I checked out this book because it is set in Las Vegas, and I'll read any book set there. Long-time readers of this blog know I'm obsessed with Vegas, and may know more about it than any other person who's never lived there.

Wanna Get Lucky?, by Deborah Coonts, does have a lot of details about Vegas right, and the author hits all the spots one would expect. The narrator is the custom service manager of a fictional casino (the Babylon), and there are side trips to a brothel in nearby Pahrump, a swinger's convention, an adult film expo, and the pirate fight in front of the Treasure Island. The only thing missing was a midnight trip into the desert, or a stop at Area 51.

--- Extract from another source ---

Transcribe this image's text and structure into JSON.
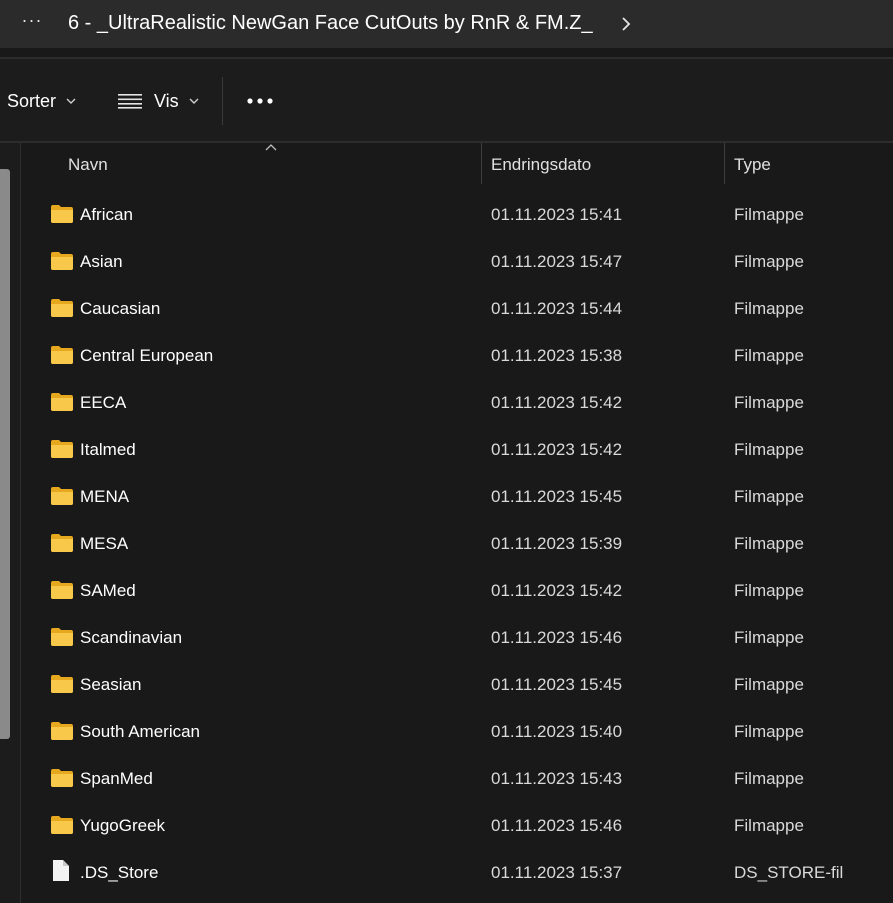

This is classified as a mystery novel, but there's not much mystery. It gets off to a juicy start; a woman falls from a helicopter and lands splat in the middle of the Treasure Island spectacular. Lucky O'Toole, the aforementioned casino employee, knows the victim (the helicopter is from her casino) and smells a rat. A new security guard has her suspicious, and when a swinging, 400-pound minister is being blackmailed she starts to put it all together.

The problem with this book is that it's formulaic, saccharine, and highly unbelievable. Do the Las Vegas police really take orders from a casino employee? Maybe, but I never really bought Lucky as a character. Maybe it's her name, which sounds like a chain of Irish pubs, or that every word out of her mouth is sarcastic. She seems to be piggybacking on a string of sassy female protagonists, from Kinsey Milhone to V.I. Warshawski to Stephanie Plum. I got the feeling this is just the first Lucky O'Toole book, and I'm not looking forward to more.

Perhaps I'm the wrong gender. This book was clearly intended for women. One chapter is dedicated to O'Toole and her frumpy assistant getting make-overs (so the frumpy assistant can promptly bed a hunky private eye) and Lucky has a sappy romance with the female impersonator who lives upstairs. I kept waiting for the other shoe to drop in this relationship, like he was the killer or something, but no, it's strictly romance novel stuff, with the buff hero looking good in a dress.

Coonts gets pretty explicit with the sex industry stuff, kind of mocking it while trying to be blase. I think it might be the same effect a sex-toy party would be in a suburban household.